You know you are in Canada when you come across this…
Well I left Canada Aug 21/15, covered 7 countries; Philippines, Thailand, Cambodia,Vietnam, Laos, Australia and New Zealand in about 3 1/2 months with everything on my back. Definitely had some highs and lows, travelled with good friends, travelled solo, met so many different people from around the world, caught a bug or two, tried many new things,had many laughs, challenged myself constantly and learned a lot about myself and others. Overall I had an excellent experience. It is tiring, and you know it’s time to end when you sign up for scenic bus tours and you keep falling asleep on them lol. I’m happy to come home, I was ready. But the world is a huge place with lots to experience, so although I’m tired, I’m already thinking of where I want to go next.
One of the nice things about travelling as a Canadian, is that I was usually instantly liked because of it.
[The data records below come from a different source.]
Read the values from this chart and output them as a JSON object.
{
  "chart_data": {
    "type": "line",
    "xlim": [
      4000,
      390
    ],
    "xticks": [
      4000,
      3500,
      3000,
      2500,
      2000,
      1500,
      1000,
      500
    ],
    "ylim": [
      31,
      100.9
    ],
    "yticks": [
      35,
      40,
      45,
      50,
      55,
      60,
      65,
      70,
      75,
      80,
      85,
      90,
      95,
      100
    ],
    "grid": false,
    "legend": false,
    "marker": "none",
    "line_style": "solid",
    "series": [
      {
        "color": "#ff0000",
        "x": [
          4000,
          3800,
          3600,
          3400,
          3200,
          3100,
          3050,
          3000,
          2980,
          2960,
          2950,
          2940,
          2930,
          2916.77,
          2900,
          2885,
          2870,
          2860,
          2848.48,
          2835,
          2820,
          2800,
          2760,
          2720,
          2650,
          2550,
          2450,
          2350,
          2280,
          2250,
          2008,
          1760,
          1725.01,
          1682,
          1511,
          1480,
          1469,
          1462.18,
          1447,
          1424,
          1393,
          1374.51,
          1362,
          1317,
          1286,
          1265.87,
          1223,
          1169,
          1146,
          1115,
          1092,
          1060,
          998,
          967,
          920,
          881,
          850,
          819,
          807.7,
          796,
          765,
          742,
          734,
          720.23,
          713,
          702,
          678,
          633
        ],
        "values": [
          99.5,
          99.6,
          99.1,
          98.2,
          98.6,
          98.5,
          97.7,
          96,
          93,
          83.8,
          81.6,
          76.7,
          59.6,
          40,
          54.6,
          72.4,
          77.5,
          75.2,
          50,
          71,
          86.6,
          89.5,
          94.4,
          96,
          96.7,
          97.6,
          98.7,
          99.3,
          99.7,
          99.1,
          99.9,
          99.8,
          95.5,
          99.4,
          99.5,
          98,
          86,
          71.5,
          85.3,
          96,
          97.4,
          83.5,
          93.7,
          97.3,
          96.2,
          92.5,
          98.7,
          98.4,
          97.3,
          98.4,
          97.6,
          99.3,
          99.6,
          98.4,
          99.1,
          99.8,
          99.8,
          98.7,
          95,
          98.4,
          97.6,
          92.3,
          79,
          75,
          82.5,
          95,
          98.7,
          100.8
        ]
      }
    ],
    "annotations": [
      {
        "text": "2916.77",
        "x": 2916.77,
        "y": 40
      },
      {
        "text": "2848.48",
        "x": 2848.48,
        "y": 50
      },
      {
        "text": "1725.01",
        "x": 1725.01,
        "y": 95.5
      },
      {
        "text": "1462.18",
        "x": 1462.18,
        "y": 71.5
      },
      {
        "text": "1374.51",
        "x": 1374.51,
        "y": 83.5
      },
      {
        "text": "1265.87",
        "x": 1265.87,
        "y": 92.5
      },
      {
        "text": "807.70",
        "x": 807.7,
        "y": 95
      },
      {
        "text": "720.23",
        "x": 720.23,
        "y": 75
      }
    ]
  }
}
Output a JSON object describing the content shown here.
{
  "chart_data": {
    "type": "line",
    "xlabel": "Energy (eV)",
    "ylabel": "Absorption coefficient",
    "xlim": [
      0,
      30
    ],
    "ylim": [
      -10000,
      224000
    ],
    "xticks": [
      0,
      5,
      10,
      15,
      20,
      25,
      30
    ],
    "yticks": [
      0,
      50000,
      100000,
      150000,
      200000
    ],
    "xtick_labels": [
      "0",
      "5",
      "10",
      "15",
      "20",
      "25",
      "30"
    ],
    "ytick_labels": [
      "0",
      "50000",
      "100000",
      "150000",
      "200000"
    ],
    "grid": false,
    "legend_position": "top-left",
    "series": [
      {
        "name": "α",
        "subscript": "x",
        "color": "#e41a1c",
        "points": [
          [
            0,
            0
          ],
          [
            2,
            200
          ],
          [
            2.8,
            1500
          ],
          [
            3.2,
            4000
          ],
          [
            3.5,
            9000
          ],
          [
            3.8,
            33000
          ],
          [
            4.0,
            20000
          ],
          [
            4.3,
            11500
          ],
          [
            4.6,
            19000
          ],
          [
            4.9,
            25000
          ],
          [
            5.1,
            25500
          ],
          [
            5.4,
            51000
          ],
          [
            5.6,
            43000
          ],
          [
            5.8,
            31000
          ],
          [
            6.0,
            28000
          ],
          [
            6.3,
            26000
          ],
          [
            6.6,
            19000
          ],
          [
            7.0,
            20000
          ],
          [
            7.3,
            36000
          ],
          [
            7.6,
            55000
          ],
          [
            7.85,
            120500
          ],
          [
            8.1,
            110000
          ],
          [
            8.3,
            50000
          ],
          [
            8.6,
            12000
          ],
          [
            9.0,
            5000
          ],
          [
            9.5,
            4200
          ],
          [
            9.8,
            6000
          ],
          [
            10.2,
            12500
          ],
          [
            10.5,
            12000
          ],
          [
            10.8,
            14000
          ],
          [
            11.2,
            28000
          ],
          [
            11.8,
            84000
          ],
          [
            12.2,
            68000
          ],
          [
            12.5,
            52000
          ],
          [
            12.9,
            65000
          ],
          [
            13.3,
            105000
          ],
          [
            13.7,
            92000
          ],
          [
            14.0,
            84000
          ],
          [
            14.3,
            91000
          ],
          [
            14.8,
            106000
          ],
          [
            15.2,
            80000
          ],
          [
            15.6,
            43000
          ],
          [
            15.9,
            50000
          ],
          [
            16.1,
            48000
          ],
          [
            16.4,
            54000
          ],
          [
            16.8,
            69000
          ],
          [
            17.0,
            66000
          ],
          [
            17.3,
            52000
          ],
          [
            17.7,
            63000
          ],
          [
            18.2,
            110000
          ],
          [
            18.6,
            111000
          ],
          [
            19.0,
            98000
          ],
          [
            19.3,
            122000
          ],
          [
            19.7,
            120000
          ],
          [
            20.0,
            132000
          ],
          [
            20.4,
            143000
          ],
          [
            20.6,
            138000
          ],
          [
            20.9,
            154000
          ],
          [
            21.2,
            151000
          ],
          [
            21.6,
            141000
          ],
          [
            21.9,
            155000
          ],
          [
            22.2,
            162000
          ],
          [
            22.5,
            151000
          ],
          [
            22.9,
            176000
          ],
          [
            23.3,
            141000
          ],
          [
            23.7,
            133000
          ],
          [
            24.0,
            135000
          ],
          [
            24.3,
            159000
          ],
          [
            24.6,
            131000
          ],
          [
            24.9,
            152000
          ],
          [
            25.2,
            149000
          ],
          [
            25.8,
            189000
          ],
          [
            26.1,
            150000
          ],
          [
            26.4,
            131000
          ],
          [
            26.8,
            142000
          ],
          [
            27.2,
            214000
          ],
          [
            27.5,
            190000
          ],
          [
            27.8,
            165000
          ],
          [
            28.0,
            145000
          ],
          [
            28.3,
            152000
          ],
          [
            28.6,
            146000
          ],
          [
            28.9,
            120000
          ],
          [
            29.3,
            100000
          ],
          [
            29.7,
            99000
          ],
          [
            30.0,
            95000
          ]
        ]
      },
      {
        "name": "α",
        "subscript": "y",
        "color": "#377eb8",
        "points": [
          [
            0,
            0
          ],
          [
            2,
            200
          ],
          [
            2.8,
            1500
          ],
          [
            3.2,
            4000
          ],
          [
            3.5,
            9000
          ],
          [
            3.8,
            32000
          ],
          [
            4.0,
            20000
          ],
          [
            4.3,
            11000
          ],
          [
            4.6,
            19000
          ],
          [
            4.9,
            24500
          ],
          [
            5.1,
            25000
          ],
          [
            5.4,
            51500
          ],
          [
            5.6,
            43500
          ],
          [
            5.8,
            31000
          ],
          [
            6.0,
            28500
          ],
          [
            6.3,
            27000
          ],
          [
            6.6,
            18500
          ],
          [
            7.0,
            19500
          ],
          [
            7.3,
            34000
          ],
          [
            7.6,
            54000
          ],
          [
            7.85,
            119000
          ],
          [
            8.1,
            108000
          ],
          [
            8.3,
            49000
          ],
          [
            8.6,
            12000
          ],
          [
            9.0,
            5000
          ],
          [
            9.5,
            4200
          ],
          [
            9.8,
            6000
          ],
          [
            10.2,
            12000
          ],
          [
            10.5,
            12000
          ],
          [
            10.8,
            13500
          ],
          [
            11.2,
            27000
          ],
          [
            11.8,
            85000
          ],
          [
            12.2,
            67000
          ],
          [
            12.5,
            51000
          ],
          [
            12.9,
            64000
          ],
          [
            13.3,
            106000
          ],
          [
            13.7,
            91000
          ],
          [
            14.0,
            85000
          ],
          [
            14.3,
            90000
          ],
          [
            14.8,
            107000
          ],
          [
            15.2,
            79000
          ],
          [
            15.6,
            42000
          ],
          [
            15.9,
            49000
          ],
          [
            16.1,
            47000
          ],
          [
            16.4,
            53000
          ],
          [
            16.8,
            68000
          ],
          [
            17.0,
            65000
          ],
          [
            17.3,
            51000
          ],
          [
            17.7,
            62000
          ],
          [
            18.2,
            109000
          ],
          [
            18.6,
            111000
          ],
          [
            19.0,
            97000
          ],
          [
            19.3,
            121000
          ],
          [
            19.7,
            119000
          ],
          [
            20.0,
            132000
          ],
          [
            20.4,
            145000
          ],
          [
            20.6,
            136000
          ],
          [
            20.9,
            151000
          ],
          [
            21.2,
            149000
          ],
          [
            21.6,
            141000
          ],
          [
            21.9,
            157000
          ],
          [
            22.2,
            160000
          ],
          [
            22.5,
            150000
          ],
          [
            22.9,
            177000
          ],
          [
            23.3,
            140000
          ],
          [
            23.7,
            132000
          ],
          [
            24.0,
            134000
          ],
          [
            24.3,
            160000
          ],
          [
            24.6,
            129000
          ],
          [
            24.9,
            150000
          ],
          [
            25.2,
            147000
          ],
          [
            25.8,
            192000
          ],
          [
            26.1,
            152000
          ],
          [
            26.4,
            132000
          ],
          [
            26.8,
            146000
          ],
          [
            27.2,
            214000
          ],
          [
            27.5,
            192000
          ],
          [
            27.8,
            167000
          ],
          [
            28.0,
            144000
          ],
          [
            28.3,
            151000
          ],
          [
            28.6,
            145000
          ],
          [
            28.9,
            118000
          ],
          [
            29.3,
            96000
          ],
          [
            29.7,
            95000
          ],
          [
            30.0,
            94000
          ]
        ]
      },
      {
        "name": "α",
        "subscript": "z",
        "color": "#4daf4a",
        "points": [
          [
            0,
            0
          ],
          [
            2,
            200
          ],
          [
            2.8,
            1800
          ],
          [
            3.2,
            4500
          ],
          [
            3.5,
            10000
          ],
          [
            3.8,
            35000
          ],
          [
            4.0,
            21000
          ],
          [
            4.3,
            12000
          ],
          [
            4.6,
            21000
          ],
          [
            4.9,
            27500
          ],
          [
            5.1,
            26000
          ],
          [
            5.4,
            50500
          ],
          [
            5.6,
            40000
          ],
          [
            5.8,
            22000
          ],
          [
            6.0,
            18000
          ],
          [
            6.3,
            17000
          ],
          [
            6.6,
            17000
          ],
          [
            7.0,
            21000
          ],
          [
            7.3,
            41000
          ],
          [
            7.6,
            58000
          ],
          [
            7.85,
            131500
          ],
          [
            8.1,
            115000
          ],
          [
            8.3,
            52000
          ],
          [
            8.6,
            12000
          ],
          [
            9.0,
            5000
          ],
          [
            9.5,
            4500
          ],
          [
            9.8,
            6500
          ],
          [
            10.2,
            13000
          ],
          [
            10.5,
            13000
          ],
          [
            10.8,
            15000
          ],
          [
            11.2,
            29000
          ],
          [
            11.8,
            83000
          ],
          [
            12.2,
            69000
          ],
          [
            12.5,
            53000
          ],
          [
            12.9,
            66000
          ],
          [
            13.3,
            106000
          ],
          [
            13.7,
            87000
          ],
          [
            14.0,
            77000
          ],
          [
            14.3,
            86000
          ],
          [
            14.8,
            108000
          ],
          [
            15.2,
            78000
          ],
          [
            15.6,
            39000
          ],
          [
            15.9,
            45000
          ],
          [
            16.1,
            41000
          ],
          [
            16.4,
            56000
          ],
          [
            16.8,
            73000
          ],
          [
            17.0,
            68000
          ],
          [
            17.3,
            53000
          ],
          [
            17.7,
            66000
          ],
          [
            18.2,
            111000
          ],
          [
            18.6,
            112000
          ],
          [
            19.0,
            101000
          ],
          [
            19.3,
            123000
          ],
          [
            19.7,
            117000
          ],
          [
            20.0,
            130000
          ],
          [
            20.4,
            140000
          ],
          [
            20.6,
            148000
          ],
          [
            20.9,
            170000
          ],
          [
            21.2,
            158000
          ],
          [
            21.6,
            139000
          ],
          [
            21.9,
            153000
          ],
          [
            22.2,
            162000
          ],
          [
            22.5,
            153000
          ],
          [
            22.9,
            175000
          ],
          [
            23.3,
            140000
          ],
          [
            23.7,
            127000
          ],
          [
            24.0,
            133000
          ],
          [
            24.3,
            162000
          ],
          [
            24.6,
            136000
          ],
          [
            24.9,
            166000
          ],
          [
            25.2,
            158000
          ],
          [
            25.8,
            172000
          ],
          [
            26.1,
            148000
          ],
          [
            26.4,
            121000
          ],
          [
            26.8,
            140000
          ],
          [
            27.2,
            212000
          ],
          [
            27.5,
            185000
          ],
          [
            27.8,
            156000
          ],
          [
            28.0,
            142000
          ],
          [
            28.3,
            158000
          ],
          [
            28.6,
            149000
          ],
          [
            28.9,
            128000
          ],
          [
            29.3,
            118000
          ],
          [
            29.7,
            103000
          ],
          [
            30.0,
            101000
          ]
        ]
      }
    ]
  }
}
I would get mistaken a lot for either being American or Australian. When I would correct people and say Canadian, usually I would get a genuinely warm response, and I would get treated very well. Also, the universal language is really English, most people globally are trying to learn it, how lucky I am that it’s my first language. You also realize travelling how much we are all more alike than different. With everything going on in the world, everyone you meet share the same sadness, fears, and concerns. In the end, we all really want and need the same things regardless of our borders. How lucky and blessed I am in many ways! So don’t be afraid to get out there and see the world, cuz lord knows if I can do it, anyone can!
So thanks for following, I had never done a blog before and I enjoyed sharing my experiences in this format. The next time I venture out, I’ll most likely use this blog again, so stay subscribed if you want. If not, not hard feelings. I still have no Facebook and no immediate plans of reviving it. But my email and iMessage are firstname.lastname@example.org, and I’ll get my cell back up and running when I get to Lethbridge.
Wishing everyone happy and safe holidays, and an exciting 2016!